Yolcunun yoldan çıktığı
vakitlerde, gittiği yöne -her şeye rağmen- yine de yol denir mi? Yoksa yoldan çıkan
artık yolcu değil midir?
Vakitleri birbirine karıştırdığımız
o eşsiz boşluk zamanlarına hepiniz hoş geldiniz. Çalışanlar dahi işlerinden sıkılmış
bunalmış haldeler. Çalışmayanlarsa yan gelip keyif çatıyor… Şaka şaka, onlar
daha çok bunalmış durumdalar. En azından çalışanlar sıkılmaları karşılığında duygusal
bir kazanım elde ediyorlar. Bu zamanın duygusallığı meta ile kendini ifade etme
fırsatı bulduğu için tüm duygularımız bir parça kâğıt üzerine basılmış birkaç rakam
ve belli başlı resimler (Yunus Emre resmi gibi) ile ortaya çıkıyor.
Kalabalık sınırların tüketildiği,
insanın hayvanca yaşamayı uygar bulduğu, nüfusu bir yandan artırmaya çalışırken
bir yanda kıyımların hatta soykırımların yaşandığı “aşkla” dolu liberal
dünyamıza hepiniz hoş geldiniz. Hepimiz
işimizin ehli olduk hem de yattığımız yerden. Bir de ehliyetlerimizle duygusal
tatminimizi yaşıyoruz. Oh ne ala dünya… Bir de tabi insanların duygularını
sömürenler var da neyse.
Yattığımız yerden üretmeyi sadece
hayal ederek çalışma imkânı bulamayınca devlete laf etmeyi kutlu bir yol
sayanların büyük çoğunluğu oluşturduğu dünyamıza hoş geldiniz. Burada bir de
hazzına başka hiçbir şekilde erişilemeyeceğini düşündüğüm bir cümle var: “Devlet
bize bakmıyor yha!” Lakin aynı çağdaş insancığımızın bir başka cümlesi de “Devlet
sürekli bizi gözetliyormuş, her şeyimiz kayıt altındaymış…” olabiliyor. Bak sen
şu koca devlete sana bakacak parası yok ama her an seni gözetleyip kayıt altına
alıyor (Şimdi cağnım ülkemin candan ötesi halkının ironi anlama seviyesini
hesaba katarak burada şunu belirtmeliyim ki son cümlem ironi içeriyor. İroni…).

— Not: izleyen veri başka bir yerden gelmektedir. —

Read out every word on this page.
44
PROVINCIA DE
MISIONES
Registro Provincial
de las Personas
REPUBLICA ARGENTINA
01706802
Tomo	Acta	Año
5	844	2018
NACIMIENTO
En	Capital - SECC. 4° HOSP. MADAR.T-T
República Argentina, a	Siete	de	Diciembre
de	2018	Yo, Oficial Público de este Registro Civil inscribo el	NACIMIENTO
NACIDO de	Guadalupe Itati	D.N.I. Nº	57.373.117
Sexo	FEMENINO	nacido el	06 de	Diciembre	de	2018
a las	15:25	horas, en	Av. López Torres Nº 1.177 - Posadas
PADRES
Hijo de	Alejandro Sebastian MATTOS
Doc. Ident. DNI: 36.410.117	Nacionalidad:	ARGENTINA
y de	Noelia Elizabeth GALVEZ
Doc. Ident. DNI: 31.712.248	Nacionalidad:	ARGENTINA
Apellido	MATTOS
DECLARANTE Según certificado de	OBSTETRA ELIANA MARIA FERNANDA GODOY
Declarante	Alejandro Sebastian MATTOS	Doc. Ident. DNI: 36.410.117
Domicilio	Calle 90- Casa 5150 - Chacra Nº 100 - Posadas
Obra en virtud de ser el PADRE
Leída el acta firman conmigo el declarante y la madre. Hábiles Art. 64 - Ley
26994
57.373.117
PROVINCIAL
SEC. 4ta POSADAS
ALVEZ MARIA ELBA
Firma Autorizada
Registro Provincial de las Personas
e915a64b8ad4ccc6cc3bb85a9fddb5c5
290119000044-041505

Kulağımda çınlayan bazı sesler var bu paragrafa dair: “Ama efendim bizim
vergilerimizle…”, “Suriyelilere her şey bedavaymış…”, “Kaz dağlarında altın
aramasına izin de verilir miymiş..?” “Çin çin çon çin çon” (okey taşı sesleri, çay
bardağı sesleri vs.)
Arkadan konuşmanın kibarlık,
gerçekleri yüz yüze söylemenin kabalık sayıldığı her ürünün olduğu gibi hislerimizi
de plastik kaplarda ikram ettiğimiz, çamaşır suyuyla aklayıp pakladığımız
dünyamıza hoş geldiniz. Yeni şiarımız son dönemin en çok sevilen Mutasavvıfının
cümlesinden uyarlanarak söylenebilir: “Ya göründüğün gibi olma ya olduğun gibi
görünme” (İroni).
Gecelerimiz aydınlık olsun diye
her yere sokak lambası koyup yıldızları görmek için yine en karanlık yerlere
gitmeye çalıştığımız dünyamıza hoş geldiniz.
Doğayı katledip (- biz yapmadık
efendim, hep devlet devlet… Heee devlet, senin sürekli farklı evlerde oturma
hırsını körükleyen, o arabayı da alayım, buna da bineyim kafasına büründüren.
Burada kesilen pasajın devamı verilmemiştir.